Are you sure you are focussing on your subject? Do you know how to switch from auto focus to manual focus? If not, download your camera manual and look it up.
A more advanced technique is to utilise hyperfocal distance. Once you understand how aperture affects depth of field, you can control exactly where the depth of field falls in your image by changing the focus spot. This article from amateur photographer magazine has a comprehensive description of how to try this technique.
4. Keep your ISO low
Higher ISOs will result in softer images, with digital noise artefacts becoming visible. If you use Auto ISO you can probably limit the upper ISO if this is important to you.
5. Clean your lens
Use a dedicated, clean lens cloth for this, or specialist lens wipes. Check and clean your lenses before each shoot.

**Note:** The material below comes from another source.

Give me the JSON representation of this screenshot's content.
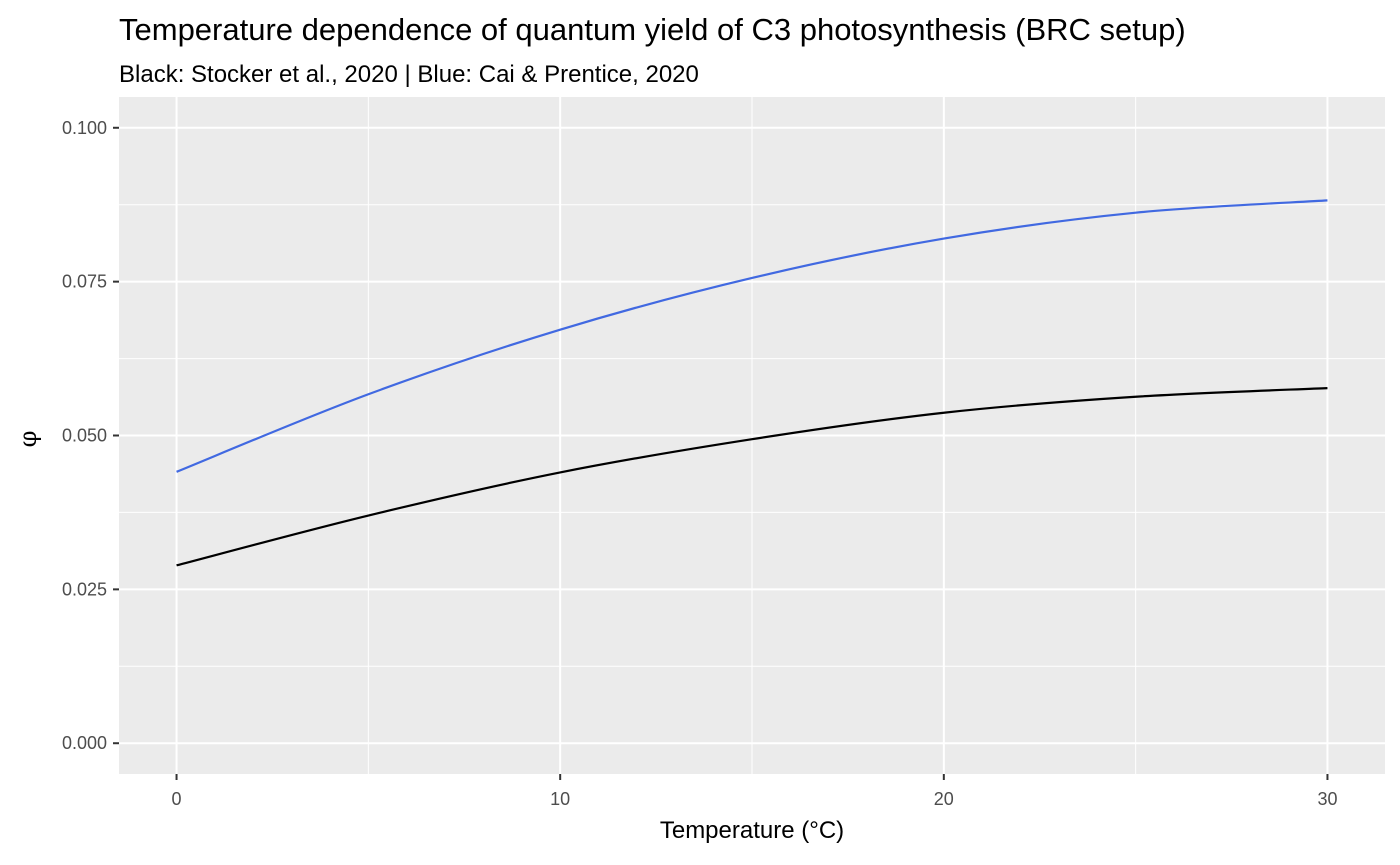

6. Test your lens for sweet spot, or get a more expensive lens
Each lens has an aperture at which it shoots at optimum clarity - the so-called "sweet spot". You can look these up online, or run your own tests. Shoot the same subject at all your apertures, and examine them closely at 100% magnification. You can download test cards for this, if you want to be very precise. If you don't need to know exactly, f8 is probably your sweet spot. You should avoid shooting at the extreme apertures (widest and smallest), and understand that you'll get the sharpest images away from the extremes.
There's no denying that more expensive lenses have higher quality glass, and less elements, both of which will give sharper images, all other things being equal. Prime lenses generally give sharper images for the same reason - less glass and less moving parts.
7. sharpen in post processing
If you have Lightroom or Photoshop, learn to sharpen effectively. In Lightroom especially, hold down the option/alt key while you drag the sliders, to preview the areas being sharpened. More details here: Capture sharpening in Lightroom. Always work at 100% when you sharpen images, and never work on the original. The amount of sharpening needed depends on the output (print/screen). It's easy to overdo sharpening, so always step away from the screen and come back after a break to see the finished image.
The header image for this blog post was my shot that was shortlisted in the International Garden Photographer of the Year award. I didn't have a tripod, so I rested my camera on the low fence that surrounds the lily pool at Kew gardens. It was important to keep the ISO low, but I also needed front-to-back sharpness, so I did need to use the hyperfocal distance technique to maximise the available depth of field. It was shot with a very high-quality lens (the Canon 11-24mm f4) but on a medium quality camera (the Canon 6D).
The critical part of the whole process was in the editing - it took about a day in total of comparing and contrasting different edits until I got the finished image. A combination of selective sharpening and the clarity slider was used.